The direct results – experienced in the near(er) term – are in the form of strengthened linkages/interactive learning processes...and collaborative R&I projects.
(This makes sense given that clusters are primarily focused on addressing coordination/system failures.)
These direct results (a more efficient/coordinated innovation system) then enhance longer-term outcomes/impacts on economic performance.
As with the overall ”generally accepted” effect logic, we start to see a ”generally accepted” set of indicators for evaluating impacts on economic performance, and typical approaches to collecting and analysing data (including increasing use of firm-level data and data on ”control groups”).

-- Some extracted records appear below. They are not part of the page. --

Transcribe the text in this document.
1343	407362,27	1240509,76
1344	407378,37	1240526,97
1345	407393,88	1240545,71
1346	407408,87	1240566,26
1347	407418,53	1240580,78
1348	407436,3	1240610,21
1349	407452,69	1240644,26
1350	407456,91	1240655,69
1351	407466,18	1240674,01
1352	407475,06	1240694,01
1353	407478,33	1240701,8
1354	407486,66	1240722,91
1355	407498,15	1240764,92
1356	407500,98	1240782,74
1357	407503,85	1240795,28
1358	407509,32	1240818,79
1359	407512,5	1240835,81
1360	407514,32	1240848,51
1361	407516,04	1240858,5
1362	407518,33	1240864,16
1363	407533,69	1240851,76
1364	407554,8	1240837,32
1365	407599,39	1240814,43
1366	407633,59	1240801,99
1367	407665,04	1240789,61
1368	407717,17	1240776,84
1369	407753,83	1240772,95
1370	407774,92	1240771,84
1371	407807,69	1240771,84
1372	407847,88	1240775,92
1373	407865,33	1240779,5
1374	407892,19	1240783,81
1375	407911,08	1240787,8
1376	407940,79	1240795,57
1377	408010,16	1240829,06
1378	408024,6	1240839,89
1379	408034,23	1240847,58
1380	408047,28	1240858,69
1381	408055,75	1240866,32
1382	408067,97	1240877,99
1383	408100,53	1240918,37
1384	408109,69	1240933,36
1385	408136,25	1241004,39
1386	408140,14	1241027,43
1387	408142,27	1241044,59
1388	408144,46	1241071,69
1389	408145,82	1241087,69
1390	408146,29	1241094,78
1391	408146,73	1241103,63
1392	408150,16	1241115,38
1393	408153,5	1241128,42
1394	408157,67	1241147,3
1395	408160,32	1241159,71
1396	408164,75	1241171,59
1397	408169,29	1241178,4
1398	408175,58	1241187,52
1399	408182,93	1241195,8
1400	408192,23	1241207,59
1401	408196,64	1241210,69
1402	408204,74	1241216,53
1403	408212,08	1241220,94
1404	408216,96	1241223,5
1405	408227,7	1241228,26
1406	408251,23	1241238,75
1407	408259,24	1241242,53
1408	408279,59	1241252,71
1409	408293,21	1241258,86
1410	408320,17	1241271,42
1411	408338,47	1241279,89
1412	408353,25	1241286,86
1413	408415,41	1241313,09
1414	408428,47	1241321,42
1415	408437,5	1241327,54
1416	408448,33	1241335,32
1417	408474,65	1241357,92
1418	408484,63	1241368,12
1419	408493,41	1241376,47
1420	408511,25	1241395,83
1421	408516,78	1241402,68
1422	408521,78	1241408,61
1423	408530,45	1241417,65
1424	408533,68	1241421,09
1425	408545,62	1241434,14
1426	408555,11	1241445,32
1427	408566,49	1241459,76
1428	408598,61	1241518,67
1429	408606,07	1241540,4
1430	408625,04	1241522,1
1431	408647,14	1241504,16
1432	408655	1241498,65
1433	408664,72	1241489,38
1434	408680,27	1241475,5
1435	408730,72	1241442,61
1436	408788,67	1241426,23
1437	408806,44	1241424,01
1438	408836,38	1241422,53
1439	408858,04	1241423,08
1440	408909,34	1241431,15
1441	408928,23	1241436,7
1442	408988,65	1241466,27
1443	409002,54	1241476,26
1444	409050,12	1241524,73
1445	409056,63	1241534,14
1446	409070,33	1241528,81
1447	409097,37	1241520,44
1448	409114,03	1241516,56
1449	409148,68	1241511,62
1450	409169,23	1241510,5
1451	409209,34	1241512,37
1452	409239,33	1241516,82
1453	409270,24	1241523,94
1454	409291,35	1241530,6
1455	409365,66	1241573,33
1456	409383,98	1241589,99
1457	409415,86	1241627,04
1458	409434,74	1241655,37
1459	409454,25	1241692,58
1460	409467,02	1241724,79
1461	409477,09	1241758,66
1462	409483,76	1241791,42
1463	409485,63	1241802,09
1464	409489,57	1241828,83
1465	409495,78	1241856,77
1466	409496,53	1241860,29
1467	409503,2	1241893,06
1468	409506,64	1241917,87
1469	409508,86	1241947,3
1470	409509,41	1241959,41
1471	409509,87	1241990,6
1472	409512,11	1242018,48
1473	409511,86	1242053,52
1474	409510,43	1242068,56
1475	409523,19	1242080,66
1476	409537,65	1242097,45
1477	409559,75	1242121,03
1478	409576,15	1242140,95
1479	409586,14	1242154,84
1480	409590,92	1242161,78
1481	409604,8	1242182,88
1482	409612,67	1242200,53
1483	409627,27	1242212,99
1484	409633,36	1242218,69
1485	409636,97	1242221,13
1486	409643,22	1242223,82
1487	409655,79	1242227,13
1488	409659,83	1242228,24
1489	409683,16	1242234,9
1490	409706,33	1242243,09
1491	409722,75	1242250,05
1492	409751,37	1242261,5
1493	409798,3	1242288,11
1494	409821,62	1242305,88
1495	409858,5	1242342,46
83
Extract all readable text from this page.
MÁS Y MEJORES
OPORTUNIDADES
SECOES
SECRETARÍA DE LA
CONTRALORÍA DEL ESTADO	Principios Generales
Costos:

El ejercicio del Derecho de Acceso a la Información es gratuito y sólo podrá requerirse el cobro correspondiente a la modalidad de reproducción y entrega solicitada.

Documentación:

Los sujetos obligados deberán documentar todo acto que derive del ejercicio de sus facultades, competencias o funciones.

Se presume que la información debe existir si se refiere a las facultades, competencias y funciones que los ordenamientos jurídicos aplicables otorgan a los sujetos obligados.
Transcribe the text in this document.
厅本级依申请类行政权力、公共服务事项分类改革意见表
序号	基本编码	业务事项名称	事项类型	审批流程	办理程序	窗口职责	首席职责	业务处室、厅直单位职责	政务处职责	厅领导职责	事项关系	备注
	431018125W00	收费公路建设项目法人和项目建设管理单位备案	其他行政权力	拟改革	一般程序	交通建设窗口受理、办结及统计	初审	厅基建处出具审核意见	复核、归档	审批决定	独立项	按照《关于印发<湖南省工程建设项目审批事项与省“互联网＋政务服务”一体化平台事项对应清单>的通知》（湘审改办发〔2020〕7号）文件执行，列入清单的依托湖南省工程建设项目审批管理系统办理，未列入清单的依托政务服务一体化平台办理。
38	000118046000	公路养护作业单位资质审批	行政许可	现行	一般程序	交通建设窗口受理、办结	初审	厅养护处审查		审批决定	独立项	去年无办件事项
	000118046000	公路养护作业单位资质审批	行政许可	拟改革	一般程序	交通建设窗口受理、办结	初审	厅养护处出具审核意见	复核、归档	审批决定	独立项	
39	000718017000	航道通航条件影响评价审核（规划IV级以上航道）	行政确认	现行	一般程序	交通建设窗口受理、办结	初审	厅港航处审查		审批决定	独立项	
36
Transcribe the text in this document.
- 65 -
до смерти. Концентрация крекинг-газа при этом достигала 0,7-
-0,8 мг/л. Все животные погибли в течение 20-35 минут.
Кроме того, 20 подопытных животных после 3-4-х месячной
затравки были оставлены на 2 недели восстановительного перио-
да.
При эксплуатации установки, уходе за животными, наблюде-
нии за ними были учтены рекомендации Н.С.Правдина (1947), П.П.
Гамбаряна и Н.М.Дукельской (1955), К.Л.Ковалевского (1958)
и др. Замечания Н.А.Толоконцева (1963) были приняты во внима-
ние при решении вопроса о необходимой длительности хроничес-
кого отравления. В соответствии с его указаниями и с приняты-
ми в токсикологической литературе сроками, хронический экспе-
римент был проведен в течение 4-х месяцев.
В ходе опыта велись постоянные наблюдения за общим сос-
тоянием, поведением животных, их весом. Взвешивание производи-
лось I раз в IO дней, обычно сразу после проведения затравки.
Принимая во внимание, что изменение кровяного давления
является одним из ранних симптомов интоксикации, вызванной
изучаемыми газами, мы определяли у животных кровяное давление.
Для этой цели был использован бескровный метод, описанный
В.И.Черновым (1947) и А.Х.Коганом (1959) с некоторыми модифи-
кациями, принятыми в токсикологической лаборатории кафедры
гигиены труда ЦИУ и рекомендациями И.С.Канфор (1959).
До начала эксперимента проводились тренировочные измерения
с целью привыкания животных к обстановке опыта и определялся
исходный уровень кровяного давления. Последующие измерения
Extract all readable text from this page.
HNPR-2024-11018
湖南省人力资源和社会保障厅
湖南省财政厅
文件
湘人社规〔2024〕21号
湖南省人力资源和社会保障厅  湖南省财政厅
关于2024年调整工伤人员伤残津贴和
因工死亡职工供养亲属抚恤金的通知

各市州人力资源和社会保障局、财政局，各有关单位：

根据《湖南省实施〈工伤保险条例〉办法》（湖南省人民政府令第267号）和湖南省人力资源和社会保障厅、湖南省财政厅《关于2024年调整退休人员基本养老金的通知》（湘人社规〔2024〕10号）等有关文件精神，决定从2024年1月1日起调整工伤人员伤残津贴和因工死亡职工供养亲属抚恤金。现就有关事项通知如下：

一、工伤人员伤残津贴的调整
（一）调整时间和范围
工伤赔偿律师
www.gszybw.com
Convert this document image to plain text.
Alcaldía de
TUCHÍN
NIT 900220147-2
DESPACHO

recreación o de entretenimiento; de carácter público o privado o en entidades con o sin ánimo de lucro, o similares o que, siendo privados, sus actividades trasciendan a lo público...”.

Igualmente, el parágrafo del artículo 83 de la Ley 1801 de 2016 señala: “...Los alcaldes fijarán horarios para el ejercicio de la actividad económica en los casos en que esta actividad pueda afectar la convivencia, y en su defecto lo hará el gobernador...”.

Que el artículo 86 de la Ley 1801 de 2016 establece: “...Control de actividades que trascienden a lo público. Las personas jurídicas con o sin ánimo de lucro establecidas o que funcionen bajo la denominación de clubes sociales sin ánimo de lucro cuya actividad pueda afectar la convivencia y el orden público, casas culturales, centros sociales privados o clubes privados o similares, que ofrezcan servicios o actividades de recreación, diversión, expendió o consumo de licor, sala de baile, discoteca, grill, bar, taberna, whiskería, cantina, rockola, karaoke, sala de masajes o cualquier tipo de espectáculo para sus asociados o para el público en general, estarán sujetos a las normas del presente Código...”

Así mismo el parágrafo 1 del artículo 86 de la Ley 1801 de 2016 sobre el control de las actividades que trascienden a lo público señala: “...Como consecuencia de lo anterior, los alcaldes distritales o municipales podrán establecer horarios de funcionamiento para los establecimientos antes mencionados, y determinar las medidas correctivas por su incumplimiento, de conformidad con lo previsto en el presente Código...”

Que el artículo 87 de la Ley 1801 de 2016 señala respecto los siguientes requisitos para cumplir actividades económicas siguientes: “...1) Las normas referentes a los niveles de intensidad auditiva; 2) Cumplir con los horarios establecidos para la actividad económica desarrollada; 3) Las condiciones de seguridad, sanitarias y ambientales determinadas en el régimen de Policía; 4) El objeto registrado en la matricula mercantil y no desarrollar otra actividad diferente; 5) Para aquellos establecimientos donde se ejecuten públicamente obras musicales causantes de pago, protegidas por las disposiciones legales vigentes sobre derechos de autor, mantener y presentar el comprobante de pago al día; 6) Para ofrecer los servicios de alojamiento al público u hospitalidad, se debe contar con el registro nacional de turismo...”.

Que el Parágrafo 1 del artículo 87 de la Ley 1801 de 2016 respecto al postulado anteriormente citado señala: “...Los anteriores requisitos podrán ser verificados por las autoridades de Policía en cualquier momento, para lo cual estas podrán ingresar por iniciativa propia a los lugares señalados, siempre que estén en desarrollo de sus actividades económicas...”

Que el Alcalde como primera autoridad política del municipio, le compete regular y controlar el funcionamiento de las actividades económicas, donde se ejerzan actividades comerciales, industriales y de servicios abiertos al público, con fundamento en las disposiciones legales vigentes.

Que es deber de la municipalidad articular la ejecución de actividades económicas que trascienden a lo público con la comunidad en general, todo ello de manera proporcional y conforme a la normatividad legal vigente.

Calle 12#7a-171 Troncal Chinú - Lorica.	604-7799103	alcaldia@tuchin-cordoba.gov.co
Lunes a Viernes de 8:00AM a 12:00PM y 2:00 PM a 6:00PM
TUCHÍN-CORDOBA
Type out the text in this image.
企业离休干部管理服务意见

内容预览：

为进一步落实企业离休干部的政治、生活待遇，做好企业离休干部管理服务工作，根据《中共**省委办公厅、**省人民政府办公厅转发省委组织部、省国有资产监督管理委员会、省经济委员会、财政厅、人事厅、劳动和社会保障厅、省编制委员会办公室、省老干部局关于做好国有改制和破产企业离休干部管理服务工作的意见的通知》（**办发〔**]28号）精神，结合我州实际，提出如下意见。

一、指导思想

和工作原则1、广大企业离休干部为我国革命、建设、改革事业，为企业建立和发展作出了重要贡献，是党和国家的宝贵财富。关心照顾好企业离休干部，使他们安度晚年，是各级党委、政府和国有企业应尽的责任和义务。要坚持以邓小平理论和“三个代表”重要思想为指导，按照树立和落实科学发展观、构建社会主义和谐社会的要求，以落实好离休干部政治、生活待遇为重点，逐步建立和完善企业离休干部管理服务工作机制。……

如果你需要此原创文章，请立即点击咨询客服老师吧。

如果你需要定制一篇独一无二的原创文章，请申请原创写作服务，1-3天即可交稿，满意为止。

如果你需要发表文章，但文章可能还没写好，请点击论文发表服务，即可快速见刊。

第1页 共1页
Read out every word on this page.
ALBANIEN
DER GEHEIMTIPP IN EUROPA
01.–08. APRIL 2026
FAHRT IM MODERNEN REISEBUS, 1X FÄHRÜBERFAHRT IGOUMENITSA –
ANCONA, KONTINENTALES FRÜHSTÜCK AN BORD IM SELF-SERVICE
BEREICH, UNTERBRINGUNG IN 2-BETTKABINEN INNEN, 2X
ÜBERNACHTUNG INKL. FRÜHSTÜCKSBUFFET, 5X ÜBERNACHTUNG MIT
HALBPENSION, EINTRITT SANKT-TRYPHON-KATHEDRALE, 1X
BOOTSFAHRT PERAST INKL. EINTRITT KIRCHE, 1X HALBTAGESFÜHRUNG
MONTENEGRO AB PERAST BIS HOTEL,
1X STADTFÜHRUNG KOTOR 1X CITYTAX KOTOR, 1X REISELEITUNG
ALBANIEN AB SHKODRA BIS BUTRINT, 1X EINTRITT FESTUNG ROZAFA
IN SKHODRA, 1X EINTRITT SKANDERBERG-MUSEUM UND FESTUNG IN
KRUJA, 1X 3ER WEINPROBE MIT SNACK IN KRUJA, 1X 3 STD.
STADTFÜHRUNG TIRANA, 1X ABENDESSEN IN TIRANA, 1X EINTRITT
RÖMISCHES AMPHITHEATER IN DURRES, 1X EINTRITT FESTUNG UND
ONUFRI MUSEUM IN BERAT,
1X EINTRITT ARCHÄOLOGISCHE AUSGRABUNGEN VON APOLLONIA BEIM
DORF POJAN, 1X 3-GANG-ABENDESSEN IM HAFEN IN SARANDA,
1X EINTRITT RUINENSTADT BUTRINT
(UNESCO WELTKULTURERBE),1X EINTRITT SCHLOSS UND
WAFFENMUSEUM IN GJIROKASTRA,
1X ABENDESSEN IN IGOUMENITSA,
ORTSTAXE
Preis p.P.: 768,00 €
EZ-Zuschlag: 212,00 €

However, there are no standard approaches to evaluating the impacts on system coordination/interactive learning processes/collaboration...what we call the human element.
Current evaluation practices do collect data on both the “human element” and economic performance. However, the types of data collected (and from whom) vary…making it difficult to benchmark across geographies, or to conduct more comprehensive analyses (to better understand the relation between the human element and economic performance).
To advance understanding of cluster initiatives’ impact economic performance and competitiveness, we need to understand the human element. To accomplish this, we need a shared perspective on the key dimensions of “the human element”, and a systematic and easily-implementable approach to data collection.
This was where we left off in Belfast earlier this year.